An agricultural experiment designed to assess differences in yields of corn for four different
varieties, using three different fertilizers, produced the results (in tonnes per acre) shown in the
following table.
(a) Write down a model for the above design. Explain each term in the model in the context
of the given information
(b) Consider the observation on the variety B and fertilizer 2 ( x22 = 91) .
i. Estimate µ
ii. Estimate and interpret β2
iii. Estimate and interpret 1
τ
iv. Estimate 21 ε
(c) Name the blocking variable and the treatment in this experiment.
(d) What is the purpose of the blocks in this experiment?
(e) Prepare a two –way analysis of variance table
Fertilizer Variety
A B C D
1
2
3
86 88 77 84
92 91 81 93
75 80 83 79
3
(f) Test at 5% level of significance the null hypothesis that the population mean yields are
identical for all four varieties of corn
(g) Test at 5% level of significance the null hypothesis that the population mean yields are
the same for all three brands of fertilizer.
(a) The model for the experiment is: Y = μ + βi + τj + εij
- Y represents the yield of corn in tonnes per acre
- μ represents the overall population mean yield
- βi represents the effect of the ith variety of corn (i = A, B, C, D)
- τj represents the effect of the jth fertilizer (j = 1, 2, 3)
- εij represents the random error term
(b)
i. Estimate μ: To estimate μ, we take the average of all observations, which is given by (86 + 88 + 77 + 84 + 92 + 91 + 81 + 93 + 75 + 80 + 83 + 79)/12 = 83.58 tonnes per acre.
ii. Estimate and interpret β2: The estimate for β2 represents the difference in yield between variety B and the average yield of all varieties. In this case, β2 = (88 + 91 + 80 + 81)/4 - 83.58 = 1.34 tonnes per acre, indicating that variety B is expected to yield 1.34 tonnes per acre more than the average yield of all varieties.
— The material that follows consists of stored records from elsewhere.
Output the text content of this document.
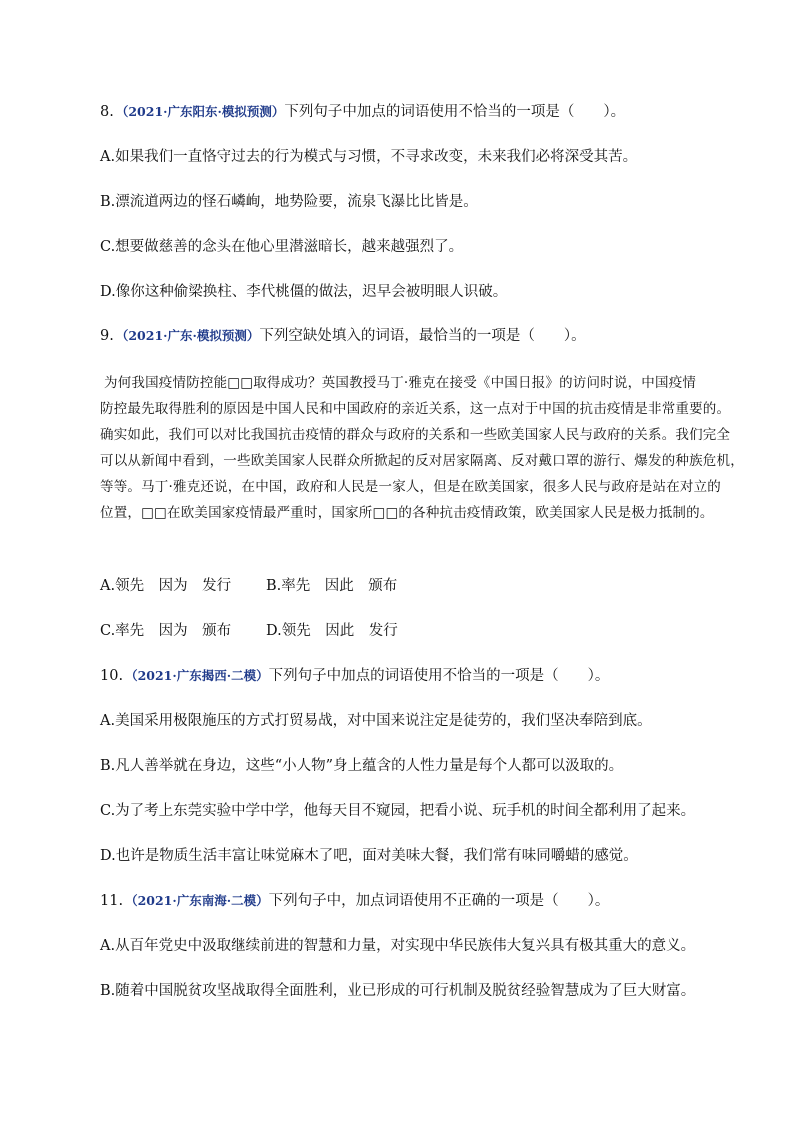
8. （2021·广东阳东·模拟预测）下列句子中加点的词语使用不恰当的一项是（　　）。
A.如果我们一直恪守过去的行为模式与习惯，不寻求改变，未来我们必将深受其苦。
B.漂流道两边的怪石嶙峋，地势险要，流泉飞瀑比比皆是。
C.想要做慈善的念头在他心里潜滋暗长，越来越强烈了。
D.像你这种偷梁换柱、李代桃僵的做法，迟早会被明眼人识破。
9. （2021·广东·模拟预测）下列空缺处填入的词语，最恰当的一项是（　　）。
为何我国疫情防控能□□取得成功？英国教授马丁·雅克在接受《中国日报》的访问时说，中国疫情
防控最先取得胜利的原因是中国人民和中国政府的亲近关系，这一点对于中国的抗击疫情是非常重要的。
确实如此，我们可以对比我国抗击疫情的群众与政府的关系和一些欧美国家人民与政府的关系。我们完全
可以从新闻中看到，一些欧美国家人民群众所掀起的反对居家隔离、反对戴口罩的游行、爆发的种族危机，
等等。马丁·雅克还说，在中国，政府和人民是一家人，但是在欧美国家，很多人民与政府是站在对立的
位置，□□在欧美国家疫情最严重时，国家所□□的各种抗击疫情政策，欧美国家人民是极力抵制的。
A.领先　因为　发行 B.率先　因此　颁布
C.率先　因为　颁布 D.领先　因此　发行
10. （2021·广东揭西·二模）下列句子中加点的词语使用不恰当的一项是（　　）。
A.美国采用极限施压的方式打贸易战，对中国来说注定是徒劳的，我们坚决奉陪到底。
B.凡人善举就在身边，这些“小人物”身上蕴含的人性力量是每个人都可以汲取的。
C.为了考上东莞实验中学中学，他每天目不窥园，把看小说、玩手机的时间全都利用了起来。
D.也许是物质生活丰富让味觉麻木了吧，面对美味大餐，我们常有味同嚼蜡的感觉。
11. （2021·广东南海·二模）下列句子中，加点词语使用不正确的一项是（　　）。
A.从百年党史中汲取继续前进的智慧和力量，对实现中华民族伟大复兴具有极其重大的意义。
B.随着中国脱贫攻坚战取得全面胜利，业已形成的可行机制及脱贫经验智慧成为了巨大财富。
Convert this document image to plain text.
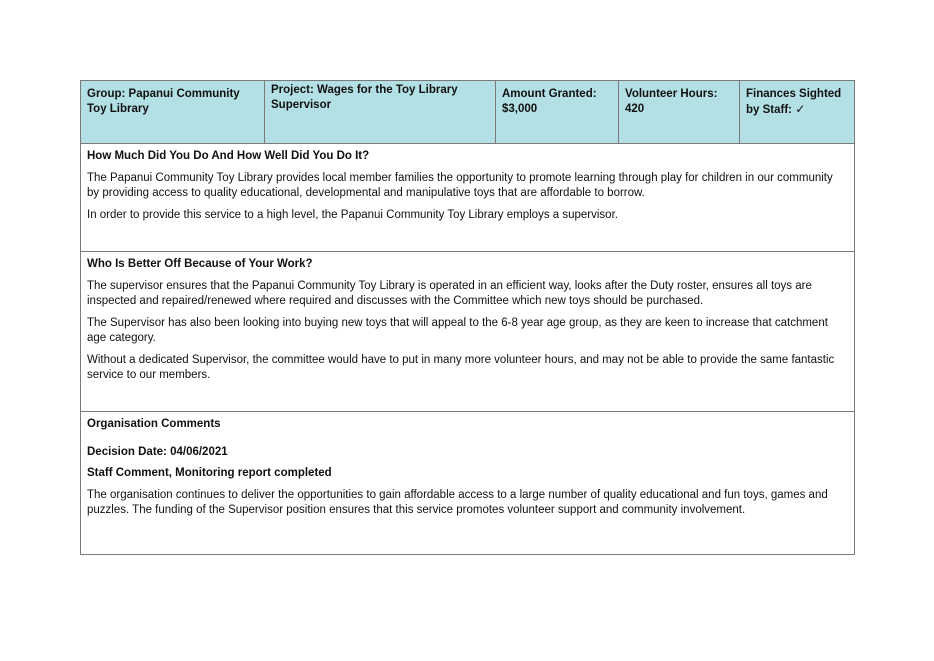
Group: Papanui Community Toy Library
Project: Wages for the Toy Library Supervisor
Amount Granted:
$3,000
Volunteer Hours:
420
Finances Sighted by Staff: ✓

How Much Did You Do And How Well Did You Do It?

The Papanui Community Toy Library provides local member families the opportunity to promote learning through play for children in our community by providing access to quality educational, developmental and manipulative toys that are affordable to borrow.

In order to provide this service to a high level, the Papanui Community Toy Library employs a supervisor.

Who Is Better Off Because of Your Work?

The supervisor ensures that the Papanui Community Toy Library is operated in an efficient way, looks after the Duty roster, ensures all toys are inspected and repaired/renewed where required and discusses with the Committee which new toys should be purchased.

The Supervisor has also been looking into buying new toys that will appeal to the 6-8 year age group, as they are keen to increase that catchment age category.

Without a dedicated Supervisor, the committee would have to put in many more volunteer hours, and may not be able to provide the same fantastic service to our members.

Organisation Comments

Decision Date: 04/06/2021

Staff Comment, Monitoring report completed

The organisation continues to deliver the opportunities to gain affordable access to a large number of quality educational and fun toys, games and puzzles. The funding of the Supervisor position ensures that this service promotes volunteer support and community involvement.
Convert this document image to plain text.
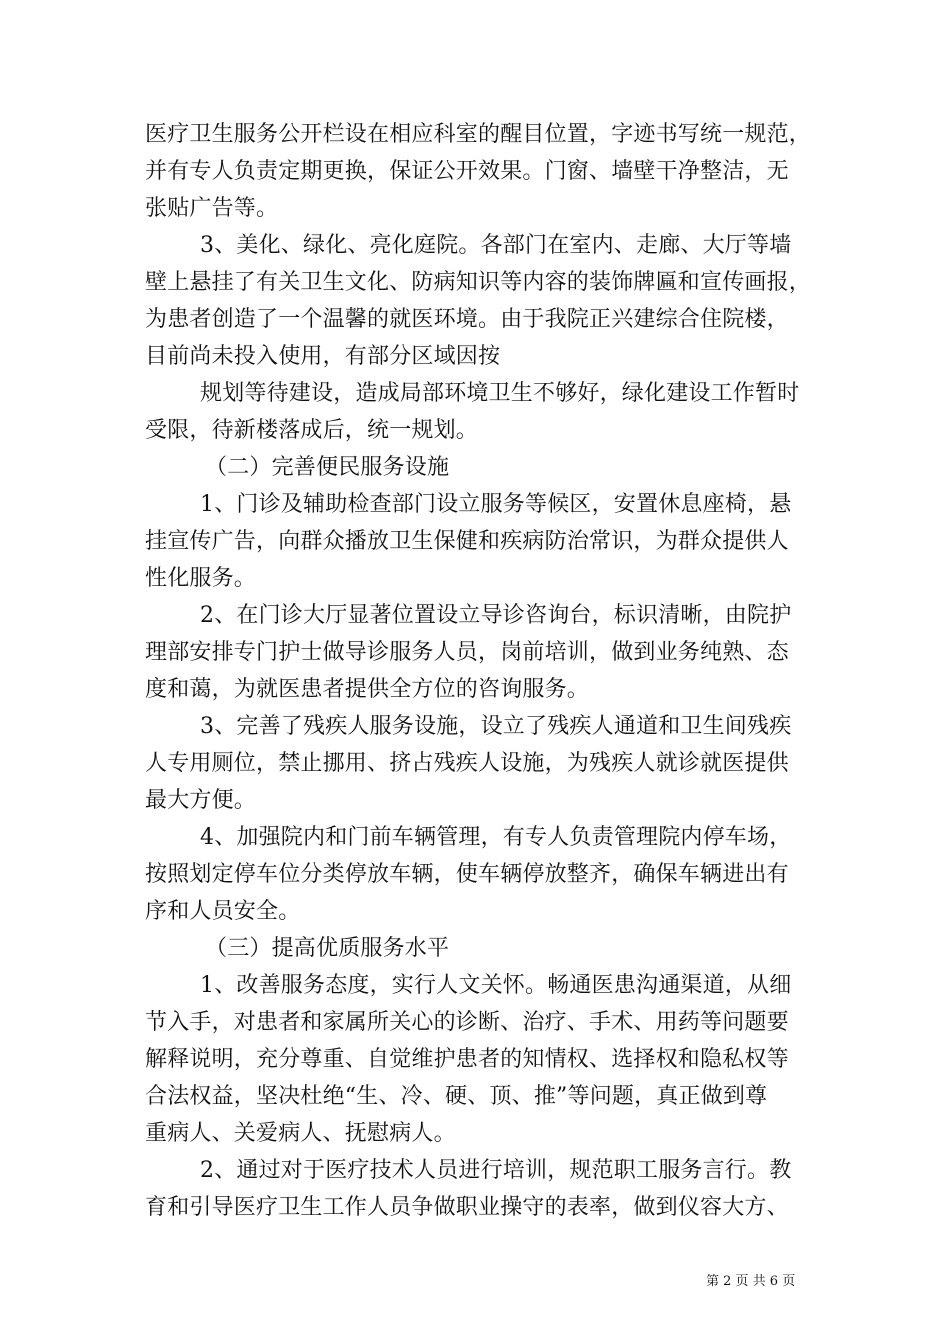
医疗卫生服务公开栏设在相应科室的醒目位置，字迹书写统一规范，
并有专人负责定期更换，保证公开效果。门窗、墙壁干净整洁，无
张贴广告等。
3、美化、绿化、亮化庭院。各部门在室内、走廊、大厅等墙
壁上悬挂了有关卫生文化、防病知识等内容的装饰牌匾和宣传画报，
为患者创造了一个温馨的就医环境。由于我院正兴建综合住院楼，
目前尚未投入使用，有部分区域因按
规划等待建设，造成局部环境卫生不够好，绿化建设工作暂时
受限，待新楼落成后，统一规划。
（二）完善便民服务设施
1、门诊及辅助检查部门设立服务等候区，安置休息座椅，悬
挂宣传广告，向群众播放卫生保健和疾病防治常识，为群众提供人
性化服务。
2、在门诊大厅显著位置设立导诊咨询台，标识清晰，由院护
理部安排专门护士做导诊服务人员，岗前培训，做到业务纯熟、态
度和蔼，为就医患者提供全方位的咨询服务。
3、完善了残疾人服务设施，设立了残疾人通道和卫生间残疾
人专用厕位，禁止挪用、挤占残疾人设施，为残疾人就诊就医提供
最大方便。
4、加强院内和门前车辆管理，有专人负责管理院内停车场，
按照划定停车位分类停放车辆，使车辆停放整齐，确保车辆进出有
序和人员安全。
（三）提高优质服务水平
1、改善服务态度，实行人文关怀。畅通医患沟通渠道，从细
节入手，对患者和家属所关心的诊断、治疗、手术、用药等问题要
解释说明，充分尊重、自觉维护患者的知情权、选择权和隐私权等
合法权益，坚决杜绝“生、冷、硬、顶、推”等问题，真正做到尊
重病人、关爱病人、抚慰病人。
2、通过对于医疗技术人员进行培训，规范职工服务言行。教
育和引导医疗卫生工作人员争做职业操守的表率，做到仪容大方、
第 2 页 共 6 页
iii. Estimate and interpret τ1: The estimate for τ1 represents the difference in yield when using fertilizer 1 compared to the average yield of all fertilizers.
iv. Estimate ε21: This term represents the random error specific to the combination of variety B and fertilizer 2.
(c) The blocking variable in this experiment is the variety of corn, and the treatment is the fertilizer used.
(d) The purpose of the blocks in this experiment is to control for any variability or confounding factors related to the variety of corn being tested. By blocking on variety, we can ensure that any differences observed in yields are due to the fertilizers being tested.
(e)
Source | SS | df | MS | F
Variety | ? | ? | ? | ?
Fertilizer | ? | ? | ? | ?
Error | ? | ? | ?
Total | ?
(f) To test the null hypothesis that the population mean yields are identical for all four varieties of corn, we would need to conduct an F-test using the ANOVA table.
(g) To test the null hypothesis that the population mean yields are the same for all three brands of fertilizer, we would perform a similar F-test using the ANOVA table.